ALEX BRUMMER: Sanctions alone won’t fell Putin

Sanctions won’t fell Putin: The war in Ukraine shows no real sign of abating in spite of setbacks for Russian forces, says ALEX BRUMMER

A notice from HM Treasury extols the role of the Government in punishing Russia for its brutal war on Ukraine.

As part of the global sanctions regime, Britain has frozen a record £18billion of assets either controlled directly by Moscow or by supporters of Vladimir Putin.

Britain has, down the years, sanctioned all manner of regimes, from Iran to North Korea. Together, the total assets frozen are far less than those represented by Russia.

Sanctions: As part of the global sanctions regime Britain has frozen a record £18bn of assets either controlled directly by Moscow or supporters of Vladimir Putin

Part of the reason for the big number is down to the Russian oligarchs, who before the 2014 occupation of Crimea chose to make their base in what became known as the London laundromat.

Roman Abramovich, the former owner of Chelsea FC, was the most visible of London exiles. But he was the tip of an iceberg.

At least two billionaires, with extensive interests in Britain and well-established philanthropists, have been in contact with me in recent months pointing out the perceived injustices of the UK regime.

They argue that the Government refuses to acknowledge that they have never been ‘friends’ of Putin and their business networks were built outside of Russia.

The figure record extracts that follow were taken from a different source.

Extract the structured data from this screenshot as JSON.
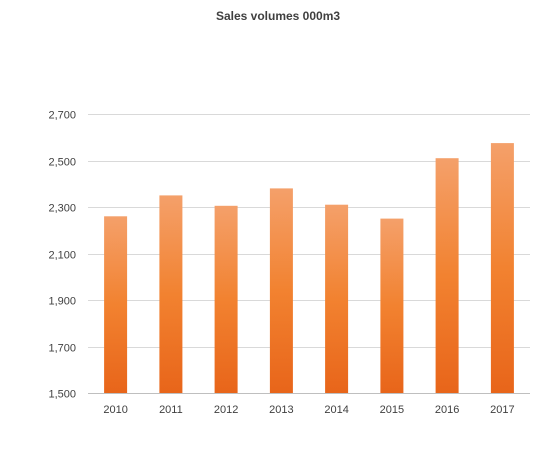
{
  "chart_data": {
    "type": "bar",
    "title": "Sales volumes 000m3",
    "xlabel": "",
    "ylabel": "",
    "categories": [
      "2010",
      "2011",
      "2012",
      "2013",
      "2014",
      "2015",
      "2016",
      "2017"
    ],
    "values": [
      2260,
      2350,
      2305,
      2380,
      2310,
      2250,
      2510,
      2575
    ],
    "ylim": [
      1500,
      2700
    ],
    "yticks": [
      1500,
      1700,
      1900,
      2100,
      2300,
      2500,
      2700
    ],
    "ytick_labels": [
      "1,500",
      "1,700",
      "1,900",
      "2,100",
      "2,300",
      "2,500",
      "2,700"
    ],
    "grid": true,
    "legend": "none",
    "colors": {
      "bar_top": "#f4a06a",
      "bar_mid": "#f28230",
      "bar_bottom": "#e8651a"
    }
  }
}
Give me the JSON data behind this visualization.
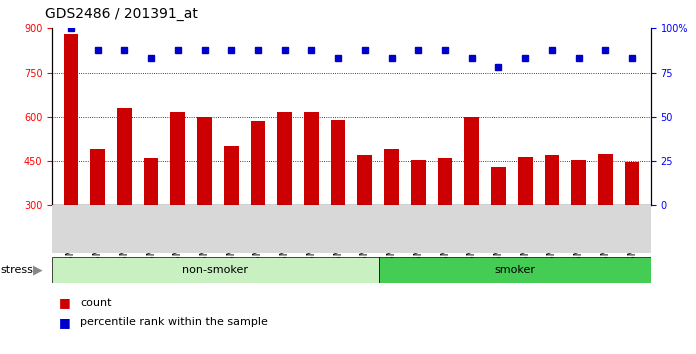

As impressive as the sanctions regime may be, there are questions to ask as to how effective it has been in isolating Putin and bringing an end to a war, which has now raged for nearly nine months. It shows no real sign of abating in spite of setbacks for Russian forces.

Intelligences sources close to UK and Nato argue that even if splits develop between Putin and his generals over the conduct of the campaign, the West greatly underestimates the patriotism to ‘mother Russia’ and Putin’s willingness to slog it out for as many months or winters as necessary to secure territorial and strategic gains.

Economic and financial sanctions are nothing new.

In ancient Athens, Pericles blockaded allies of Sparta in the hope of bringing the dissident lands to heel. Instead of aborting a conflict, it sparked the Peloponnesian War. Former US president Woodrow Wilson described sanctions as a tactic more ‘tremendous’ than physical conflict.

They failed to prevent the outbreak of the First World War on his watch.

The only modern example of sanctions bringing down a regime was in apartheid South Africa where a largely racist and prosperous minority was cut off from international banking and found its position was no longer tenable.

Personally, I always thought it a stretch to think that a UK ban on selling programmes at Stamford Bridge and refusing first class travel to professional footballers was going to bring Putin down.

In its press notice, the Treasury describes in detail the harms done to Russia’s economy by the sanctions regime.

It says that the UK is ‘degrading Russia’s military machine’.

It points to a projected 6.2 per cent reduction of national output in 2022 (compared with forecasts), that a 2.3 per cent decline is projected in 2023 and 60 per cent of Russia’s reserves have been immobilised.

But there is another side to this. The assault on Ukraine did not happen by accident. Putin had been preparing, and built a war chest of gold and overseas currencies of an estimated £600billion.

A proportion is stored in Moscow and not – as has often been the case with past sanctioned regimes such as Libya and Iran – in vaults at the Bank of England.

The Kremlin has been confident enough of replenishing its financial resources to have cut off gas supplies to Europe with the sabotage of the Nord Stream 1 pipeline.

It was able to do this because of a ready market for its oil in two of the world’s biggest fossil fuel burners, China and India.

Western confidence that cutting Russia off from the Swift bank transfer system would starve it of hard currency proved wrong.

Fintech and non-bank intermediaries have allowed Russia to circumvent traditional ways of moving cash.

It also has benefited from Saudi Arabia’s efforts to shore oil prices.

None of this means it has not been morally right for Putin to be financially isolated and for Russian companies to be suspended (if not permanently exiled) from the London Stock Exchange.

Ordinary Russian citizens and businesses are hurting. However, there is little evidence that any of this will stop Putin acquiring weapons, such as drones from Iran, and continuing to denude Ukraine’s infrastructure.